Keolu Fox uses science to advance justice for Indigenous communities
The son of a Native Hawaiian mother and the grandson of Holocaust survivors, Keolu Fox’s family history guides his practice as a genome scientist and advocate for technologies that empower Indigenous communities.
He is the first Native Hawaiian to receive a doctorate in genome sciences, and is an assistant professor at the University of California, San Diego, affiliated with the Department of Anthropology, the Global Health Program, the Halıcıoğlu Data Science Institute, the Climate Action Lab, the Design Lab, and the Indigenous Futures Institute.
His work focuses on the connection between raw data as a resource and the emerging value of genomic health data from Indigenous communities. He has experience designing and engineering genome sequencing and editing technologies, and a decade of grassroots experience working with Indigenous partners to advance precision medicine.

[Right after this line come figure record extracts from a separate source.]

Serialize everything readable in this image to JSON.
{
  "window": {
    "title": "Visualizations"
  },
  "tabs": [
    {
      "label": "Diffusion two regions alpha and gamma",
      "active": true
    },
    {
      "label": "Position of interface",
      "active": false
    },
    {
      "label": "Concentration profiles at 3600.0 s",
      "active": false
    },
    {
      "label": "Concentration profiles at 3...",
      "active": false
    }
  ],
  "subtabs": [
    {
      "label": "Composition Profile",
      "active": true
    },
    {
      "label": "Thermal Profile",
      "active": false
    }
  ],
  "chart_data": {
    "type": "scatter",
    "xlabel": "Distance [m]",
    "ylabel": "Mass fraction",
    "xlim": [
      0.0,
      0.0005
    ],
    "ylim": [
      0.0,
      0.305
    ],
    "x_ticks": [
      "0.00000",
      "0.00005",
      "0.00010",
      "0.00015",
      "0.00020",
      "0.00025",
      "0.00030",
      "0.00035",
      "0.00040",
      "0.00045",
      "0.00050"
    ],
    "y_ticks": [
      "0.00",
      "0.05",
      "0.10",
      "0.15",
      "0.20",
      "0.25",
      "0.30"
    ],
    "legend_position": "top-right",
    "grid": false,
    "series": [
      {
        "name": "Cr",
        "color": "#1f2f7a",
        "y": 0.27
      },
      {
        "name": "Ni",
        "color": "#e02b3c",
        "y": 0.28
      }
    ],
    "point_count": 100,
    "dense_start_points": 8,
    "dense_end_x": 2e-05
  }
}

As an Emerson Collective Fellow, Keolu will build a library for Indigenous health data in partnership with Indigenous communities. He will pilot a platform that will enable collecting and protecting Indigenous health data using Indigenous Data Sovereignty (IDS) principles, which provides a framework for allowing Indigenous communities themselves to manage and benefit from their own data. Ultimately, he hopes to create a replicable standard for Indigenous data sovereignty.
“A legacy of unethical scientific practice has – understandably – fostered mistrust of outside experts among Indigenous communities,” Fox says. “The goal of our work is to ensure that Indigenous communities have a say in what happens to their data and how it's used.”